Computer Science and Global Studies double major, Jake Tibbetts, has published an article in the Bulletin of the Atomic Scientists titled "Keeping classified information secret in a world of quantum computing."  Tibbetts, who is a research assistant at the LBNL Center for Global Security Research and a member of the Berkeley Nuclear Policy Working Group, argues that instead of worrying about winning the quantum supremacy race against China, U.S. policy makers and scholars should shift their focus to a more urgent national security problem: How to maintain the long-term security of secret information secured by existing cryptographic protections, which will fail against an attack by a future quantum computer.  Some possible avenues include deploying honeypots to misdirect and waste the resources of entities attempting to steal classified information; reducing the deployment time for new encryption schemes; and triaging cryptographic updates to systems that communicate and store sensitive and classified information.
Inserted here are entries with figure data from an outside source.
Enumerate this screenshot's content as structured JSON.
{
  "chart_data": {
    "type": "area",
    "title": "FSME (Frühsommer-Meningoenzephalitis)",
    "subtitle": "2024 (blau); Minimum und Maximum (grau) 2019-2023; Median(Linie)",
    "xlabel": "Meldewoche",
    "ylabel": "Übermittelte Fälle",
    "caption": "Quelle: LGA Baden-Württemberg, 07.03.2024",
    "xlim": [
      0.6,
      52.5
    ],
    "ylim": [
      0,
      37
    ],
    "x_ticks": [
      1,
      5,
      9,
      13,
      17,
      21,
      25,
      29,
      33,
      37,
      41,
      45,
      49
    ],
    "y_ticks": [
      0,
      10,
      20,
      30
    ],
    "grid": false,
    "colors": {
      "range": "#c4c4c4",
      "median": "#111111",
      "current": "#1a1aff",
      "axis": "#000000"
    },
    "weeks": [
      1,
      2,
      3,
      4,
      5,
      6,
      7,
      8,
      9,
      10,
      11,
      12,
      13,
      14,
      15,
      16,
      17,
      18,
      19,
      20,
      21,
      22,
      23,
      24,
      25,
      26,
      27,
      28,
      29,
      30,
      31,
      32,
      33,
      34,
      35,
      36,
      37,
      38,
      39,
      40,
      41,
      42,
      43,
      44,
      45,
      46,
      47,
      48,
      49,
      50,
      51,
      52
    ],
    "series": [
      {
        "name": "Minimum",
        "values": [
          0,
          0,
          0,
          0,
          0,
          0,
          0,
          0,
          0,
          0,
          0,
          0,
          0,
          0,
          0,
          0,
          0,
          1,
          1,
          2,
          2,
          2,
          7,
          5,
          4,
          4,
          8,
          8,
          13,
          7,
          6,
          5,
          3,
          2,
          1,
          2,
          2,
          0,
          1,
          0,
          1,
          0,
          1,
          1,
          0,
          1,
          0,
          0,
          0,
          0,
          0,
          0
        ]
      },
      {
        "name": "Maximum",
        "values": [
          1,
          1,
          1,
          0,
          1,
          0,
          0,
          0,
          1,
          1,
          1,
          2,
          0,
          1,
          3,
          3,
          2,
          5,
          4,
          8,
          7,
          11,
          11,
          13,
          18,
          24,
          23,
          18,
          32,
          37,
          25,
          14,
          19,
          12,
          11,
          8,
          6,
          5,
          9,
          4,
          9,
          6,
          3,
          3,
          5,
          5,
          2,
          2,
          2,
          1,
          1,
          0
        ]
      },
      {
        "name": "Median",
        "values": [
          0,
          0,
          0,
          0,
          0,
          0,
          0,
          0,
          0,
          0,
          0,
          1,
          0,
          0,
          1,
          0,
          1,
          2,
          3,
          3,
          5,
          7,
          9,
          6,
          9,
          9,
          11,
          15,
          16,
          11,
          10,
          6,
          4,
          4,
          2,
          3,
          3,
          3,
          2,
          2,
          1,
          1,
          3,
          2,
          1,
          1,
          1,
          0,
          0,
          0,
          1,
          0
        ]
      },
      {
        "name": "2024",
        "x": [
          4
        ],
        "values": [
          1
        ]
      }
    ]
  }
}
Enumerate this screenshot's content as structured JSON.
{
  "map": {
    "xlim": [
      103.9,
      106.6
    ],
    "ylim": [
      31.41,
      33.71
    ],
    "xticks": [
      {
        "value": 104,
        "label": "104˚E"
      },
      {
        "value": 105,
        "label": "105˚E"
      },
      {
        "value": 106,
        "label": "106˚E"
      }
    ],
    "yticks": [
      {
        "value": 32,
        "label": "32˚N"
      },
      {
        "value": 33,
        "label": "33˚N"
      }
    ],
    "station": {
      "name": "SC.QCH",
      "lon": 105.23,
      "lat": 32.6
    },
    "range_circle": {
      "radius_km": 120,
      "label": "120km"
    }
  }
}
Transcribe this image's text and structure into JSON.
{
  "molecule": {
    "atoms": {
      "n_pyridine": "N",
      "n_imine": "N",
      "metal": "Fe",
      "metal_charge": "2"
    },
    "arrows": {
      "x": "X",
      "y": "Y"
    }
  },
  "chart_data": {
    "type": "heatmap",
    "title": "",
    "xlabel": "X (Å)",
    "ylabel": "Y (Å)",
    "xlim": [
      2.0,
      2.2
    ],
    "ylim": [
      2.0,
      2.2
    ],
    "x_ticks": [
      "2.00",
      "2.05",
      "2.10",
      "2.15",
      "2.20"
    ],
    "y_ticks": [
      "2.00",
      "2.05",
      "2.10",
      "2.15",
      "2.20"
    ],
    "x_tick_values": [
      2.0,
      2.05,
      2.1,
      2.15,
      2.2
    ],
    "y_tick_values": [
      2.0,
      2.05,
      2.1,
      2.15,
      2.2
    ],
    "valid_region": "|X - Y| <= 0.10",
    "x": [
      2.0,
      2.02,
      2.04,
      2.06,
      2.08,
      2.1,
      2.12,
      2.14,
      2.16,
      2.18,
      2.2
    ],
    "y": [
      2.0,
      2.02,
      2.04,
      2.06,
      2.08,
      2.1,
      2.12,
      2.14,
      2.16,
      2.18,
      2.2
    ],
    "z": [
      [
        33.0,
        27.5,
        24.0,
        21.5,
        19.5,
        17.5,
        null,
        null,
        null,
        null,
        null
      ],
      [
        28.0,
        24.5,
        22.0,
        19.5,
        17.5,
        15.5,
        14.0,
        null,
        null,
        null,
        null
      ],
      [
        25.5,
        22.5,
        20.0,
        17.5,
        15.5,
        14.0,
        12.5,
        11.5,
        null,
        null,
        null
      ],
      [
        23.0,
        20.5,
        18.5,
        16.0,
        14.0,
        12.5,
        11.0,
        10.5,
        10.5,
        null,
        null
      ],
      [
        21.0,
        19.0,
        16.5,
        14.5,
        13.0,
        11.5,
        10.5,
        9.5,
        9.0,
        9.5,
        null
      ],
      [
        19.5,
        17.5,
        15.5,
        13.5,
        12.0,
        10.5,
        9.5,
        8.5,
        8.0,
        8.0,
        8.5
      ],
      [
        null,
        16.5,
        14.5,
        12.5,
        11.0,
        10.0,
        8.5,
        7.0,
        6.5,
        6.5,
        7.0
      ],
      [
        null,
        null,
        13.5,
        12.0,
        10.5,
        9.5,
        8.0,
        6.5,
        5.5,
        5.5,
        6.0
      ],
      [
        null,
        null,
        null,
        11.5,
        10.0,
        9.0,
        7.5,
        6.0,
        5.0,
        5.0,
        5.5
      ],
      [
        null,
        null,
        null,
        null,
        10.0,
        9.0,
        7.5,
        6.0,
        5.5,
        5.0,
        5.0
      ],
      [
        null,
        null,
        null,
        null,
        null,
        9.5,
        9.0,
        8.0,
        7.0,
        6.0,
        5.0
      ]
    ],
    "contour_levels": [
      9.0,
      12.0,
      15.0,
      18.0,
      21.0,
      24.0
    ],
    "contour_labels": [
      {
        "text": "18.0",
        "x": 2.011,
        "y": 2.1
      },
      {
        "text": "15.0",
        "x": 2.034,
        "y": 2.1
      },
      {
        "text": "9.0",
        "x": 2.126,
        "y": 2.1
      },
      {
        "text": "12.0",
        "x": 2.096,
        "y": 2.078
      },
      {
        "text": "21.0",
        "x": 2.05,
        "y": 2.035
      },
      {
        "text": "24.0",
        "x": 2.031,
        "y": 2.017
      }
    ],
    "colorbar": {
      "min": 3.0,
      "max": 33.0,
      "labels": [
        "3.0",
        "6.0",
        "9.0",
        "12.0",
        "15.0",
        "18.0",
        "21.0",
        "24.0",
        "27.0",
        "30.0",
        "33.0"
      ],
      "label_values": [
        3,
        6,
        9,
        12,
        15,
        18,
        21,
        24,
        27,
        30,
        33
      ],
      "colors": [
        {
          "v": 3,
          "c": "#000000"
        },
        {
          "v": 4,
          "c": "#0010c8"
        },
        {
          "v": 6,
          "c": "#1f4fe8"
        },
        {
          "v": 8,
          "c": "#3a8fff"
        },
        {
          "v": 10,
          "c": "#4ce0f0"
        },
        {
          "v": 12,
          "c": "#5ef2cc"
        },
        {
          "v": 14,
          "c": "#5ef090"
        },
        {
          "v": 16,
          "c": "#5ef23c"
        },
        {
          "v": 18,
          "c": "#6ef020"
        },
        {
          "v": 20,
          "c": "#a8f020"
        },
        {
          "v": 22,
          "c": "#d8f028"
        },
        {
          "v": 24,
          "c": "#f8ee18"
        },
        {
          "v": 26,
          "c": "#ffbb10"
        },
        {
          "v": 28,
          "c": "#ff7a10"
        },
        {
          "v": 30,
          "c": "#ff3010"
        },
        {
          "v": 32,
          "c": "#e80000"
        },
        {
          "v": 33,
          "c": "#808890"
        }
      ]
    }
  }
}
The work of Prof. Sayeef Salahuddin and grad student Ava Tan is featured in an article in the IEEE Spectrum titled "New Nonvolatile Memories Shrink Circuits That Search Fast."  Salahuddin, a ferroelectric device pioneer, has been conducting work on a new kind of content-addressable memory cell that could speed searches and enable in-memory computing.   The new nonvolatile memory, which is smaller and potentially much more dense than other experimental designs, relies on ferroelectric field-effect transistors (FeFETs), which store data as an electric polarization within the transistor.

Prof. Emeritus Leon O. Chua has been awarded the 2020 Julius Springer Prize for Applied Physics.  Chua has contributed to cellular neural and nonlinear networks, nanoelectronics, nonlinear circuits and systems, nonlinear dynamics, bifurcation theory, and chaos theory. In 1971, he postulated a passive component named the memristor as the 4th passive electronic device derived from fundamental considerations.  37 years later, this device--with as predicted electrical characteristics--was experimentally found by a team at HP in 2008.  The award, which recognizes researchers who have made an outstanding and innovative contribution to the field of applied physics, comes with a prize of $5K and will be presented at the Magnus-Haus in Berlin, Germany on 18 September 2020.  The presentation will be accompanied by a public lecture given by Chua.

Assistant Profs. Aditya Parameswaran and Sanjam Garg hav been selected 2020 Alfred P. Sloan Research Fellows in Computer Science.  These awards recognize distinguished performance by young American scientists who show "unique potential to make substantial contributions to their field."   Parameswaran develops systems for "human-in-the-loop" data analytics, and Garg's research interests are in cryptography and security.  As two of the nine UC Berkeley researchers to win the highly competitive fellowship this year, they will each receive a $75,000 award.